The oil company Total (TOT) has not had a good week. The company was forced to shut down its North Sea Elgin platform following the news that it had not been able to plug a persistent gas leak. The company now must decide to take six months to drill a relief well or to send down engineers to "kill" the leak, which is a solution that is much faster, but much more risky. The stock has lost more than 8% of its market value since this event, but I believe this represents a great opportunity to purchase this high yielding oil major at a discounted price. Key Facts

  • Although the market took out its wrath on Total's stock, this is not like the BP Plc. (BP) spill. It is a gas leak, not an oil spill. It is a much smaller release by orders or magnitude than that tragedy, no deaths were incurred and gas condensate is much less harmful to the environment than oil.
  • The incident happened in the North Sea. This should ensure there is not an overreaction by authorities to impose huge fines for a minor incident like what Brazil is attempting to do with Chevron (CVX) and Transocean (RIG) for a small spill off the Brazilian coast.
  • Total only owns 46% of the project with Eni (E) owning 22%, with other 32% allocated to other entities. It also only represents about 60K BOE/day of Total's worldwide production, a very small impact to its revenues.
  • The shutdown probably has a bigger impact to the U.K., as it represents almost 9% of its energy production.

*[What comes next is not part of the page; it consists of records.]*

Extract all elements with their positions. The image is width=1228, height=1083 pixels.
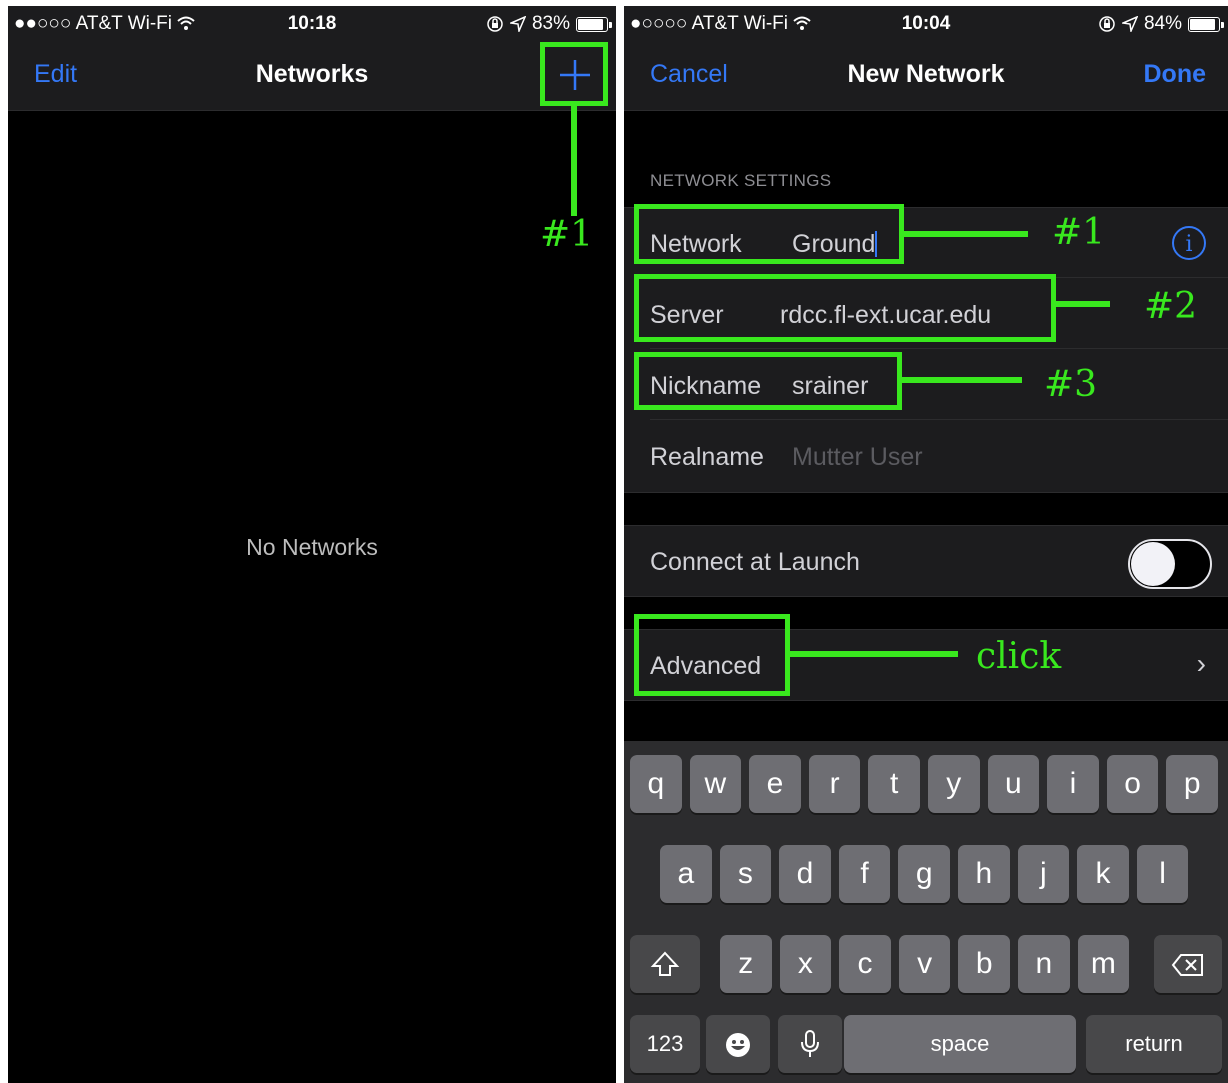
annotation-label-1: #1 [540,214,594,255]
status-right: 84% [1098,13,1224,35]
return-key[interactable]: return [1086,1015,1222,1073]
key-l[interactable]: l [1136,845,1189,903]
annotation-label-3: #3 [1044,364,1098,405]
backspace-key[interactable] [1154,935,1222,993]
annotation-line-network [904,231,1028,237]
key-c[interactable]: c [839,935,891,993]
realname-label: Realname [650,443,764,471]
annotation-line-plus [571,106,577,216]
networks-screen: ●●○○○ AT&T Wi-Fi 10:18 83% Edit Networks [8,6,616,1083]
connect-at-launch-label: Connect at Launch [650,548,860,576]
chevron-right-icon: › [1196,648,1206,679]
location-icon [1121,16,1138,32]
location-icon [509,16,526,32]
connect-group: Connect at Launch [624,525,1228,597]
key-e[interactable]: e [749,755,801,813]
key-j[interactable]: j [1017,845,1070,903]
annotation-label-2: #2 [1144,286,1198,327]
annotation-label-click: click [976,636,1062,677]
key-u[interactable]: u [987,755,1040,813]
info-icon[interactable]: i [1172,226,1206,260]
mic-key[interactable] [778,1015,842,1073]
key-p[interactable]: p [1166,755,1218,813]
emoji-key[interactable] [706,1015,770,1073]
mic-icon [801,1030,819,1057]
realname-input[interactable]: Mutter User [792,443,923,472]
page-title: New Network [847,60,1005,88]
key-b[interactable]: b [958,935,1010,993]
annotation-box-network [634,204,904,264]
shift-key[interactable] [630,935,700,993]
key-o[interactable]: o [1106,755,1159,813]
key-w[interactable]: w [689,755,742,813]
connect-at-launch-row: Connect at Launch [624,526,1228,596]
key-m[interactable]: m [1077,935,1130,993]
space-key[interactable]: space [844,1015,1076,1073]
key-r[interactable]: r [808,755,861,813]
status-bar: ●●○○○ AT&T Wi-Fi 10:18 83% [8,6,616,38]
battery-icon [1188,16,1224,32]
annotation-line-advanced [790,651,958,657]
page-title: Networks [255,60,369,88]
done-button[interactable]: Done [1144,60,1207,89]
empty-state-label: No Networks [246,534,378,560]
keyboard: qwertyuiop asdfghjkl zxcvbnm 123 space r… [624,741,1228,1083]
battery-percent: 84% [1143,13,1182,34]
key-f[interactable]: f [838,845,891,903]
nav-bar: Cancel New Network Done [624,38,1228,111]
annotation-box-advanced [634,614,790,696]
key-s[interactable]: s [719,845,772,903]
emoji-icon [726,1033,750,1057]
annotation-box-nickname [634,352,902,410]
key-a[interactable]: a [660,845,712,903]
key-x[interactable]: x [779,935,832,993]
lock-rotation-icon [1099,16,1115,32]
new-network-screen: ●○○○○ AT&T Wi-Fi 10:04 84% Cancel New Ne… [624,6,1228,1083]
key-i[interactable]: i [1047,755,1099,813]
status-right: 83% [486,13,612,35]
nav-bar: Edit Networks [8,38,616,111]
status-bar: ●○○○○ AT&T Wi-Fi 10:04 84% [624,6,1228,38]
numbers-key[interactable]: 123 [630,1015,700,1073]
annotation-line-server [1056,301,1110,307]
key-d[interactable]: d [779,845,831,903]
connect-at-launch-toggle[interactable] [1128,539,1212,589]
battery-icon [576,16,612,32]
row-separator [650,348,1228,349]
section-header: NETWORK SETTINGS [650,171,832,190]
annotation-box-plus [540,42,608,106]
key-q[interactable]: q [630,755,682,813]
annotation-box-server [634,274,1056,342]
lock-rotation-icon [487,16,503,32]
annotation-label-1: #1 [1052,212,1106,253]
key-g[interactable]: g [898,845,950,903]
key-v[interactable]: v [898,935,951,993]
annotation-line-nickname [902,377,1022,383]
key-y[interactable]: y [928,755,980,813]
realname-field-row[interactable]: Realname Mutter User [624,421,1228,491]
battery-percent: 83% [531,13,570,34]
key-z[interactable]: z [720,935,772,993]
key-n[interactable]: n [1018,935,1070,993]
row-separator [650,419,1228,420]
backspace-icon [1171,954,1203,976]
key-t[interactable]: t [868,755,920,813]
toggle-knob [1131,542,1175,586]
key-k[interactable]: k [1077,845,1129,903]
shift-icon [650,951,680,976]
key-h[interactable]: h [958,845,1010,903]
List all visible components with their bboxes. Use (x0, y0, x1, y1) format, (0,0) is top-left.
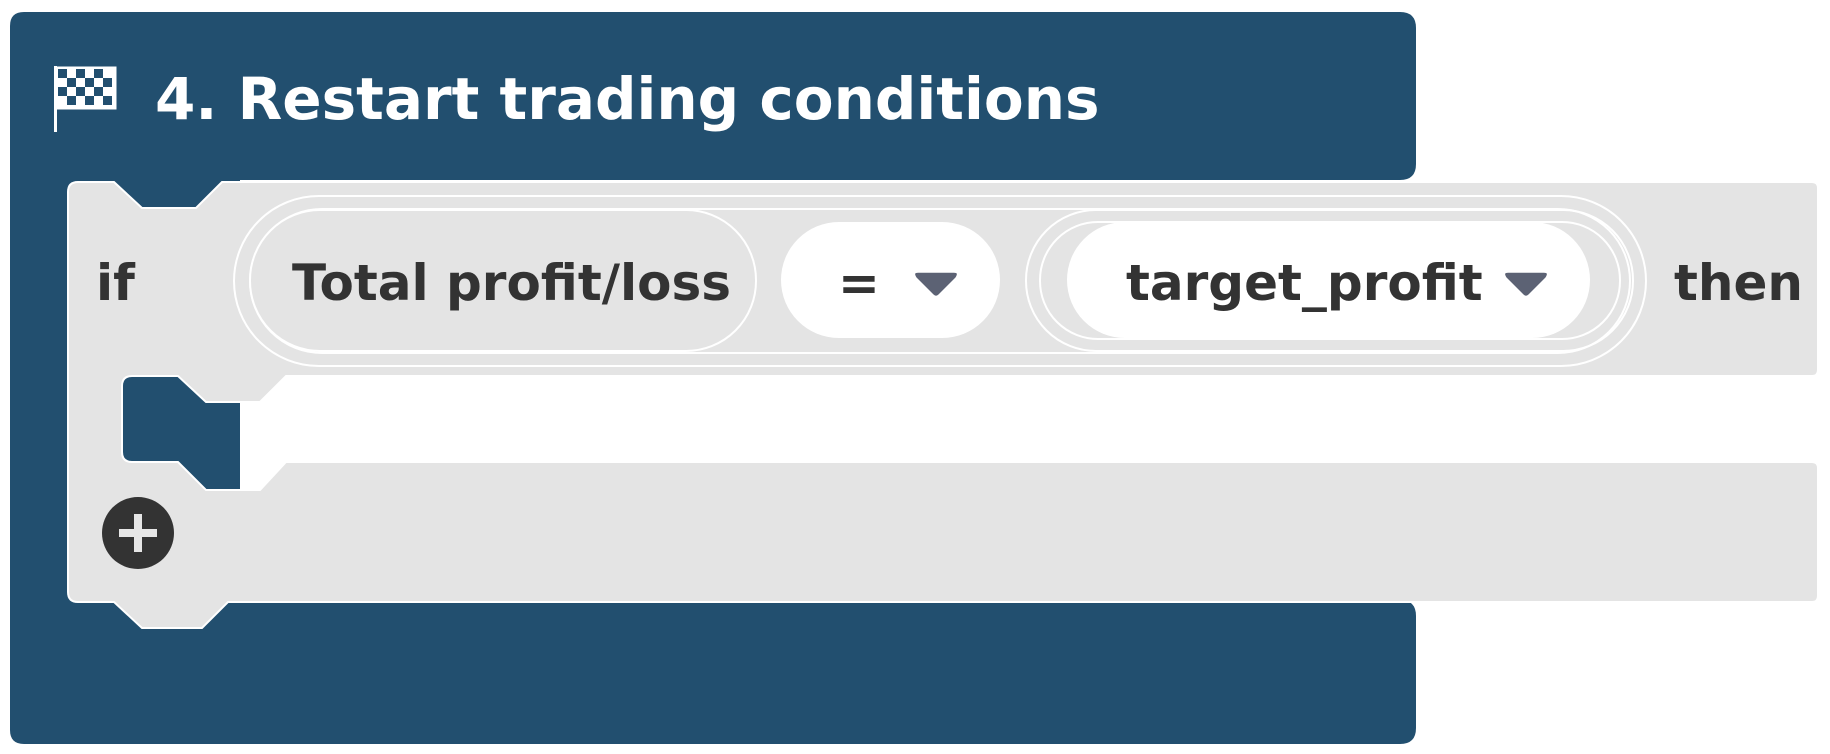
blockly-workspace[interactable]: 4. Restart trading conditions if then To… (0, 0, 1830, 754)
add-else-button[interactable] (102, 497, 174, 569)
plus-icon-stroke (134, 514, 142, 552)
total-profit-loss-label: Total profit/loss (292, 254, 732, 312)
variable-label: target_profit (1126, 254, 1483, 312)
then-keyword: then (1674, 254, 1804, 312)
block-title: 4. Restart trading conditions (155, 65, 1100, 133)
if-keyword: if (96, 254, 135, 312)
operator-label: = (838, 254, 880, 312)
operator-dropdown[interactable] (781, 222, 1000, 338)
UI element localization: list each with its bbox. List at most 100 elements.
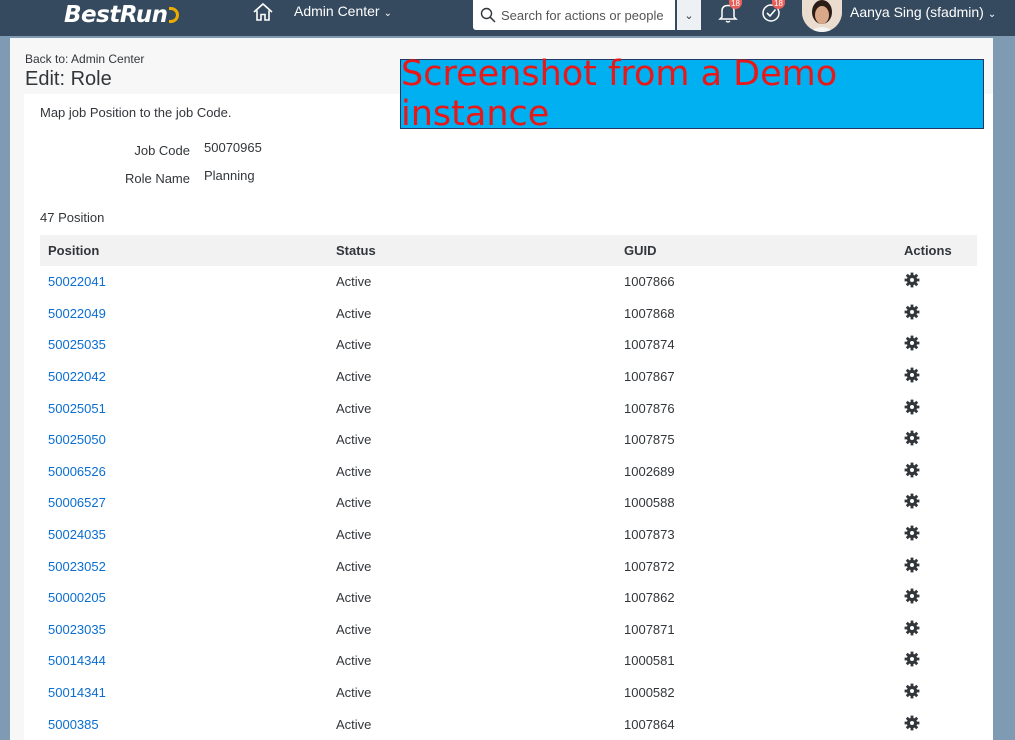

TOTAL S.A. - "TOTAL S.A., together with its subsidiaries, operates as an integrated oil and gas company worldwide. The company operates in three segments: Upstream, Downstream, and Chemicals." (Business Description from Yahoo Finance).

4 additional reasons to pick up Total at under $50 a share:

  • The stock yields 6% and is priced around five times operating cash flow.
  • The stock is selling near the bottom of its five year valuation range based on P/S, P/CF and P/B.
  • The stock is going for less than 7 times forward earnings and just 27% over book value. In comparison, Chevron is selling for 75% over book value and Exxon (XOM) is priced at 166% over book value.
  • Before this incident, consensus estimates for FY2012 and FY2013 had gone up around 5% over the past two months. The median price target on Total is $62.50.

Disclosure: I am long (NYSE:RIG), (NYSE:CVX), (NYSE:TOT).